The majority of employers seek counsellors with counselling qualifications recognised by a professional body, such as the British Association for Counselling and Psychotherapy (BACP). Such qualifications may include a Postgraduate Diploma in Counselling, a Masters Degree in Counselling or a BPS Qualification in Counselling Psychology. Employers may also request their staff to follow an in-house training programme that focus on the specific requirements of their clients. In additional to formal qualifications and training, counsellors should have excellent listening skills and feel confident working with people from a variety of backgrounds. They should be patient, tolerant, sensitive and non-judgemental.

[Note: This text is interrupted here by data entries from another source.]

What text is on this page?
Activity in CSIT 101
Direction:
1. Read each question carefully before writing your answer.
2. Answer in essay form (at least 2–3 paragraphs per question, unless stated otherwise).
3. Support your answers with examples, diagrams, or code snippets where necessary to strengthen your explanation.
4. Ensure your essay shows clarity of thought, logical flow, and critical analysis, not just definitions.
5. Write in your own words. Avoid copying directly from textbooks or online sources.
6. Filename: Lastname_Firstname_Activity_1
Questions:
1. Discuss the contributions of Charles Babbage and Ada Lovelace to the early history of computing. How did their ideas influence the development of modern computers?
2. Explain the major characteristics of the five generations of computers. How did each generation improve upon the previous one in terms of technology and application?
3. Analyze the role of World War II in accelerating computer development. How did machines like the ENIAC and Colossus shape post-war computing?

Employment opportunities for counsellors can be found in health centres, colleges, universities and schools. The NHS is the main employer of trained counsellors. Full and part-time counselling jobs are available and while the number of job opportunities is stable, there is strong competition for full-time work. Counsellors who wish to work for themselves can set up their own private practices.
Yearly starting salaries for trained counsellors range between £15,000 and £24,000. Experienced counsellors with specialised training in areas such as drug misuse, bereavement or child abuse may receive higher salaries. Experienced counsellors may have the opportunity to move into supervisory or teaching jobs.